Geisinger has struck a deal with Boehringer Ingelheim to develop a risk-prediction model for three of the most common adverse outcomes from type 2 diabetes. The agreement is on behalf of Boehringer’s diabetes alliance with Eli Lilly and Company.
What makes this partnership interesting is that the players involved in this kind of pharma relationship are usually health plans. For example:
- In May, UnitedHealth Group’s Optum struck a deal to model reimbursement models in which payment for prescription drugs is better structured to improve outcomes.
- Earlier this year, Aetna cut a deal with Merck in which the two will use predictive analytics to identify target populations and offer them specialized health and wellness services. The program started by focusing on patients with diabetes and hypertension in the mid-Atlantic US.
- Another example is the 2015 agreement between Harvard Pilgrim health plan and Amgen, in which the pharma would pay rebates if its cholesterol-control medication Repatha didn’t meet agreed-upon thresholds.
As the two organizations note in their joint press statement, cardiovascular disease is the leading cause of death associated with diabetes, and diabetes is the top cause of kidney failure in the U.S. population. Cardiovascular complications alone cost the U.S. more than $23 billion per year, and roughly 68 percent of deaths in people with type 2 diabetes in the U.S. are caused by cardiovascular disease.
The two partners hope to improve the odds for diabetics by identifying their condition quickly and treating it effectively.
Under the Geisinger/Boehringer agreement, the partners will attempt to predict which adults with type 2 diabetes are most likely to develop kidney failure, undergo hospitalization for heart failure or die from cardiovascular causes.
To improve the health of diabetics, the partners will develop predictive risk models using de-identified EHR data from Geisinger. The goal is to develop more precise treatment pathways for people with type 2 diabetes, and see that the pathways align with quality guidelines.
Though this agreement itself doesn’t have a value-based component, it’s likely that health systems like Geisinger will take up health plans’ strategies for lowering spend on medications, as the systems will soon be on the hook for excess spending.
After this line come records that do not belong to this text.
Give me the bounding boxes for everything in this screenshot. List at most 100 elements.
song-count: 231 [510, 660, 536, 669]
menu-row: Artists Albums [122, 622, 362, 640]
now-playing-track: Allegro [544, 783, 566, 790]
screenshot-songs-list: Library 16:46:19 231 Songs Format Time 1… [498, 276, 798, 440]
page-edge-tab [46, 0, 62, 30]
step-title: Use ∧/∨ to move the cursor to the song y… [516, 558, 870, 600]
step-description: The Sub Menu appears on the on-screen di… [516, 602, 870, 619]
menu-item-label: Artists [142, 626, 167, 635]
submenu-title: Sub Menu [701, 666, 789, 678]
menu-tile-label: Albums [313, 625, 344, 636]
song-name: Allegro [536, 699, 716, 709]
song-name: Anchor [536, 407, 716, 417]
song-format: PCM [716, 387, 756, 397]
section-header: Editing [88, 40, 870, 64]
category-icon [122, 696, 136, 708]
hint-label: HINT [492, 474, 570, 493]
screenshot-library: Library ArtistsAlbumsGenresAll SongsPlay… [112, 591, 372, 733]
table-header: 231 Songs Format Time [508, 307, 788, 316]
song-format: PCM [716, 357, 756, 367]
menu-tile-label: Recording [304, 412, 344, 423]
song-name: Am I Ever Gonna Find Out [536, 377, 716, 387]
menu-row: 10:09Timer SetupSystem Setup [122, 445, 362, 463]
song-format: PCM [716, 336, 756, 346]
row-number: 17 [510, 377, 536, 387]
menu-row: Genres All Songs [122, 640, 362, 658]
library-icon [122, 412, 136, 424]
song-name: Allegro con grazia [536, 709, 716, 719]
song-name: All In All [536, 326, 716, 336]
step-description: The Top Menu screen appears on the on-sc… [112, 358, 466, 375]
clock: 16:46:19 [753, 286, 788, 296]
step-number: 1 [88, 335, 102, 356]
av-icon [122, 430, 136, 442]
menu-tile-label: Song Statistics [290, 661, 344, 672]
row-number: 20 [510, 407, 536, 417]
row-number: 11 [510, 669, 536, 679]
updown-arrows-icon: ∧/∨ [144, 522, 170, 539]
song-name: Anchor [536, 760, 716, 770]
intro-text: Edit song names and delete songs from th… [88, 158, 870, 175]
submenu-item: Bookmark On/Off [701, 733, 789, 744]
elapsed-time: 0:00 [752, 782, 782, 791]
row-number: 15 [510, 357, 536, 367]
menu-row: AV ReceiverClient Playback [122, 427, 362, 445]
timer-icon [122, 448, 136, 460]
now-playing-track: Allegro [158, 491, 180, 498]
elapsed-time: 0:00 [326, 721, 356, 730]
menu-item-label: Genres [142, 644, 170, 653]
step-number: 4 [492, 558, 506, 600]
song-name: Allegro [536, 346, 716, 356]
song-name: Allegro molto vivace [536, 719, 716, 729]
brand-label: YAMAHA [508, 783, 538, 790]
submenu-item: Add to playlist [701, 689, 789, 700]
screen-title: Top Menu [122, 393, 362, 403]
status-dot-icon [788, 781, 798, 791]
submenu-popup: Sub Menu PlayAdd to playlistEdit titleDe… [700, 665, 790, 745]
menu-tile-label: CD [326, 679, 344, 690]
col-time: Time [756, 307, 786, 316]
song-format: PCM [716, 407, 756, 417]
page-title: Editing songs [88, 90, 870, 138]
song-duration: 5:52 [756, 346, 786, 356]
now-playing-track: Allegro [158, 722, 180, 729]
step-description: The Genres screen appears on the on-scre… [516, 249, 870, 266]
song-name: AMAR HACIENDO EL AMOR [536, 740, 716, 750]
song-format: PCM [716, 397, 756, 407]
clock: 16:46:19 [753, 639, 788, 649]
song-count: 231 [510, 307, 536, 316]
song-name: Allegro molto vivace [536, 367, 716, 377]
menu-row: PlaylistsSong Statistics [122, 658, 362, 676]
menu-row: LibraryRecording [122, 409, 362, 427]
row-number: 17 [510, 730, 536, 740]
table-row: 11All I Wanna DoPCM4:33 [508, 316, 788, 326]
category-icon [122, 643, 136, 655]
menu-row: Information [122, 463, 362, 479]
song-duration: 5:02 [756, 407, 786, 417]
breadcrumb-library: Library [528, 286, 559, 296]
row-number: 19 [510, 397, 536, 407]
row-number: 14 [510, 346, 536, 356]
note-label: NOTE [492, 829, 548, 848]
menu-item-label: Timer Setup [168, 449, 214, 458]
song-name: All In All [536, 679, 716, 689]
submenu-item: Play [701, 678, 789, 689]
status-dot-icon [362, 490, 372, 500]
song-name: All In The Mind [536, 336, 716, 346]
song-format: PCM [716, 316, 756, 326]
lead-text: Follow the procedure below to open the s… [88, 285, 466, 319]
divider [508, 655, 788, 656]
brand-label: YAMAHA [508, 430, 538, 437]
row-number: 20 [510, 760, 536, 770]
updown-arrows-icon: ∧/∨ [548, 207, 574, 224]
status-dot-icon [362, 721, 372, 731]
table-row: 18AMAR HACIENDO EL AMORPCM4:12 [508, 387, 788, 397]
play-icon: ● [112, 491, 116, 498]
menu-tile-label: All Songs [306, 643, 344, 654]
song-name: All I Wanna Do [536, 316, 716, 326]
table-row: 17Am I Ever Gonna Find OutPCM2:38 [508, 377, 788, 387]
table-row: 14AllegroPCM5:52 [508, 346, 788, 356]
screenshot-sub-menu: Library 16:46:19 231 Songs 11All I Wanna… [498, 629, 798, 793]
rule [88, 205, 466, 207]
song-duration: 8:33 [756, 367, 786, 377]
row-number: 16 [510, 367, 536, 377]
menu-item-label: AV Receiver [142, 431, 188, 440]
After all, according to a KPMG survey, value-based contracts are becoming a meaningful percentage of health system revenue. The survey found that while value-based agreements aren’t dominant, 36 percent of respondents generated some of their revenue from value-based payments and 14 percent said the majority of revenue is generated by value-based payments.
In the meantime, partnerships like this one may help to improve outcomes for expensive, prevalent conditions like diabetes, high blood pressure, arthritis and heart disease. Expect to see more health systems strike such agreements in the near future.